Erschütterungen in Koalitionsregierung werfen dunkle Schatten voraus

Foto: BGNES

Eine Reihe innen- und außenpolitischer Krisen und fehlende Toleranz in den ersten 100 Tagen der Amtszeit der Koalitionsregierung. Das ist kennzeichnend für die die bulgarische Regierung, der vier Parteien mit sehr unterschiedlichen und oft sogar völlig gegensätzlichen Positionen zu einer Reihe wichtiger Fragen angehören. Hinzu kommen der seit fast einem Jahr lodernde Konflikt zwischen der Exekutive und der Staatsanwaltschaft sowie die Meinungsverschiedenheiten mit Präsident Rumen Radew zu einigen wichtigen Themen, was die Regierung in ihren Grundfesten erschüttert.

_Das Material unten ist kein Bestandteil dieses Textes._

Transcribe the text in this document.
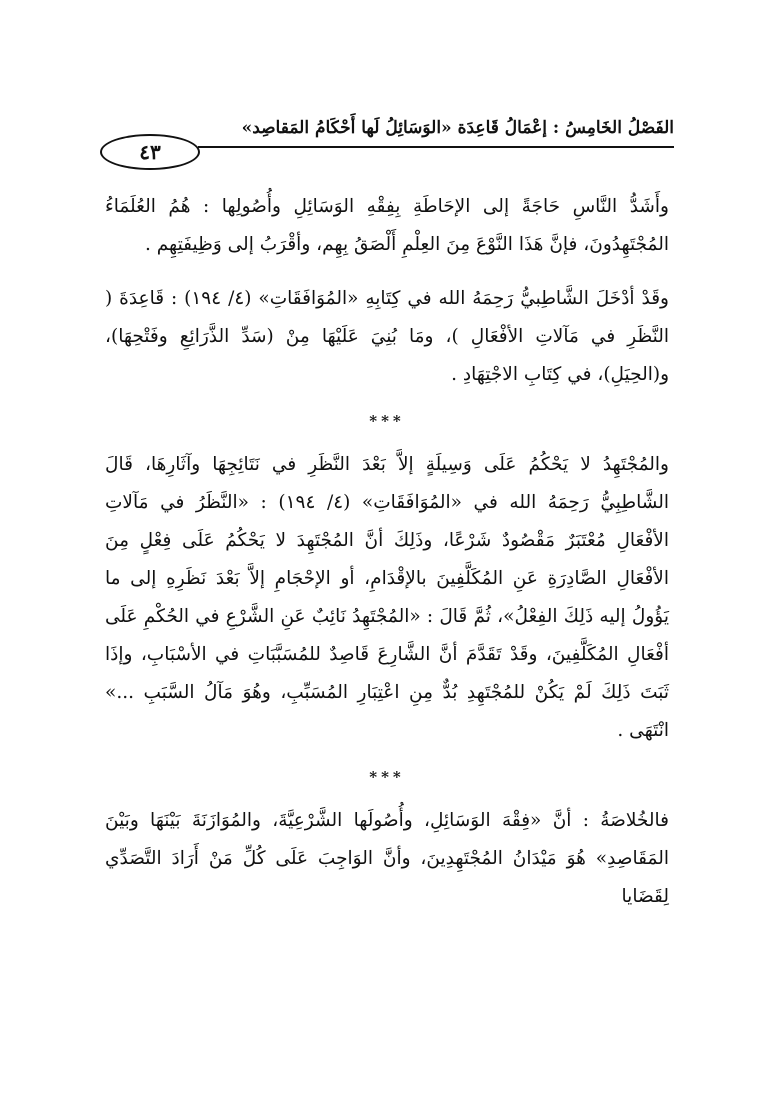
الفَصْلُ الخَامِسُ : إعْمَالُ قَاعِدَة «الوَسَائِلُ لَها أَحْكَامُ المَقاصِد»
٤٣

وأَشَدُّ النَّاسِ حَاجَةً إلى الإحَاطَةِ بِفِقْهِ الوَسَائِلِ وأُصُولِها : هُمُ العُلَمَاءُ المُجْتَهِدُونَ، فإنَّ هَذَا النَّوْعَ مِنَ العِلْمِ أَلْصَقُ بِهِم، وأقْرَبُ إلى وَظِيفَتِهِم .

وقَدْ أدْخَلَ الشَّاطِبيُّ رَحِمَهُ الله في كِتَابِهِ «المُوَافَقَاتِ» (٤/ ١٩٤) : قَاعِدَةَ ( النَّظَرِ في مَآلاتِ الأفْعَالِ )، ومَا بُنِيَ عَلَيْهَا مِنْ (سَدِّ الذَّرَائِعِ وفَتْحِهَا)، و(الحِيَلِ)، في كِتَابِ الاجْتِهَادِ .

***

والمُجْتَهِدُ لا يَحْكُمُ عَلَى وَسِيلَةٍ إلاَّ بَعْدَ النَّظَرِ في نَتَائِجِهَا وآثَارِهَا، قَالَ الشَّاطِبِيُّ رَحِمَهُ الله في «المُوَافَقَاتِ» (٤/ ١٩٤) : «النَّظَرُ في مَآلاتِ الأفْعَالِ مُعْتَبَرٌ مَقْصُودٌ شَرْعًا، وذَلِكَ أنَّ المُجْتَهِدَ لا يَحْكُمُ عَلَى فِعْلٍ مِنَ الأفْعَالِ الصَّادِرَةِ عَنِ المُكَلَّفِينَ بالإقْدَامِ، أو الإحْجَامِ إلاَّ بَعْدَ نَظَرِهِ إلى ما يَؤُولُ إليه ذَلِكَ الفِعْلُ»، ثُمَّ قَالَ : «المُجْتَهِدُ نَائِبٌ عَنِ الشَّرْعِ في الحُكْمِ عَلَى أفْعَالِ المُكَلَّفِينَ، وقَدْ تَقَدَّمَ أنَّ الشَّارِعَ قَاصِدٌ للمُسَبَّبَاتِ في الأسْبَابِ، وإذَا ثَبَتَ ذَلِكَ لَمْ يَكُنْ للمُجْتَهِدِ بُدٌّ مِنِ اعْتِبَارِ المُسَبِّبِ، وهُوَ مَآلُ السَّبَبِ ...» انْتَهَى .

***

فالخُلاصَةُ : أنَّ «فِقْهَ الوَسَائِلِ، وأُصُولَها الشَّرْعِيَّةَ، والمُوَازَنَةَ بَيْنَهَا وبَيْنَ المَقَاصِدِ» هُوَ مَيْدَانُ المُجْتَهِدِينَ، وأنَّ الوَاجِبَ عَلَى كُلِّ مَنْ أَرَادَ التَّصَدِّي لِقَضَايا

„Die Koalition zwischen den vier Regierungsparteien wurde auf der Grundlage der Anti-GERB-Konsolidierung gebildet. Das Problem ist, dass die Stimmung in der Gesellschaft etwas sehr Flüchtiges ist und sich schnell ändert“, sagte der Politologe Swetlin Tatschew in einem Interview für den BNR.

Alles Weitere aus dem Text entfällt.